S. 2658 would authorize appropriations, through 2017, for activities of the Federal Aviation Administration (FAA) and other federal programs related to civil aviation. The bill also would increase contract authority for the Airport Improvement Program (AIP) and reduce direct spending for federal retirement benefits for certain air traffic controllers. Over the 2017-2026 period CBO estimates that implementing S. 2658 would:
Result in discretionary outlays totaling $16.7 billion, subject to the appropriation of the authorized amounts;
Reduce direct spending by $8 million; and
Increase revenues from civil penalties by less than $500,000.
Pay-as-you-go procedures apply because enacting the legislation would affect direct spending and revenues. CBO estimates that enacting the legislation would not increase net direct spending or on-budget deficits in any of the four consecutive 10-year periods beginning in 2027.
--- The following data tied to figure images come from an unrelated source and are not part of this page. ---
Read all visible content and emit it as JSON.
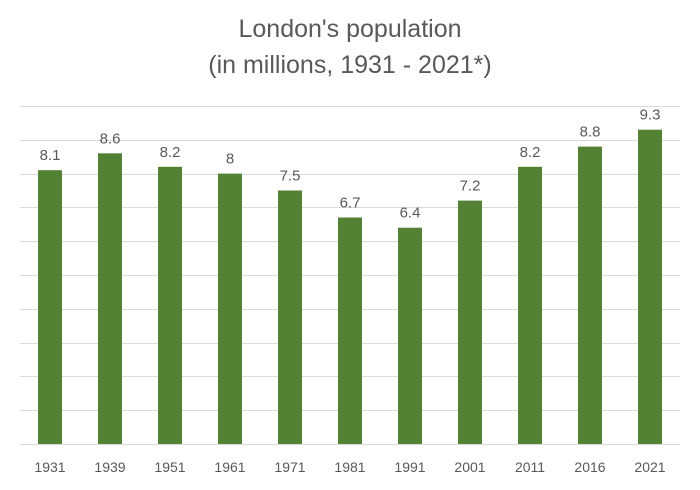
{
  "chart_data": {
    "type": "bar",
    "title": "London's population",
    "subtitle": "(in millions, 1931 - 2021*)",
    "categories": [
      "1931",
      "1939",
      "1951",
      "1961",
      "1971",
      "1981",
      "1991",
      "2001",
      "2011",
      "2016",
      "2021"
    ],
    "values": [
      8.1,
      8.6,
      8.2,
      8,
      7.5,
      6.7,
      6.4,
      7.2,
      8.2,
      8.8,
      9.3
    ],
    "data_labels": [
      "8.1",
      "8.6",
      "8.2",
      "8",
      "7.5",
      "6.7",
      "6.4",
      "7.2",
      "8.2",
      "8.8",
      "9.3"
    ],
    "ylim": [
      0,
      10
    ],
    "grid": true,
    "colors": {
      "bar": "#548235",
      "grid": "#d9d9d9",
      "text": "#595959"
    }
  }
}
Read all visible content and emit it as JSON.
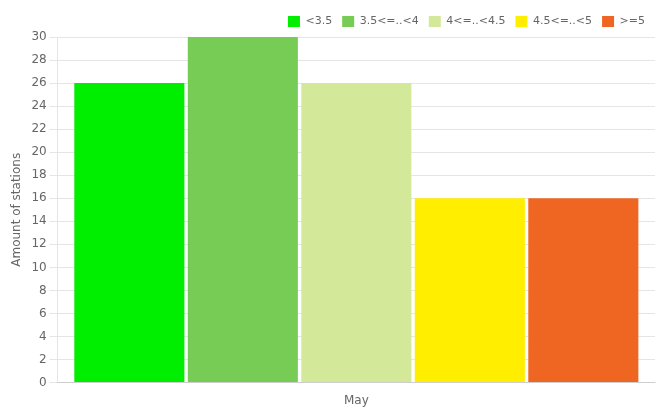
{
  "chart_data": {
    "type": "bar",
    "categories": [
      "May"
    ],
    "series": [
      {
        "name": "<3.5",
        "color": "#00ee00",
        "values": [
          26
        ]
      },
      {
        "name": "3.5<=..<4",
        "color": "#77cc55",
        "values": [
          30
        ]
      },
      {
        "name": "4<=..<4.5",
        "color": "#d4e89a",
        "values": [
          26
        ]
      },
      {
        "name": "4.5<=..<5",
        "color": "#ffee00",
        "values": [
          16
        ]
      },
      {
        "name": ">=5",
        "color": "#ee6622",
        "values": [
          16
        ]
      }
    ],
    "ylabel": "Amount of stations",
    "ylim": [
      0,
      30
    ],
    "yticks": [
      0,
      2,
      4,
      6,
      8,
      10,
      12,
      14,
      16,
      18,
      20,
      22,
      24,
      26,
      28,
      30
    ],
    "grid": true,
    "legend": "upper right"
  }
}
S. 2658 would impose intergovernmental and private-sector mandates as defined in the Unfunded Mandates Reform Act (UMRA) on operators of unmanned aircraft systems (UAS) and providers of helicopter air ambulance services. The bill also would preempt state and local authority to regulate such systems. Based on information from the FAA, public airport operators, and state aviation agencies, CBO estimates that the cost of the mandates on public entities would fall below the annual threshold established in UMRA for intergovernmental mandates ($77 million in 2016, adjusted annually for inflation). The bill would impose additional private-sector mandates on air carriers, owners of certain towers in rural areas, and others. Primarily because some of the mandates would depend on future actions by the FAA and the Transportation Security Administration (TSA), CBO cannot determine whether the aggregate cost of the mandates on private entities would exceed the annual threshold established in UMRA for private-sector mandates ($154 million in 2016, adjusted annually for inflation).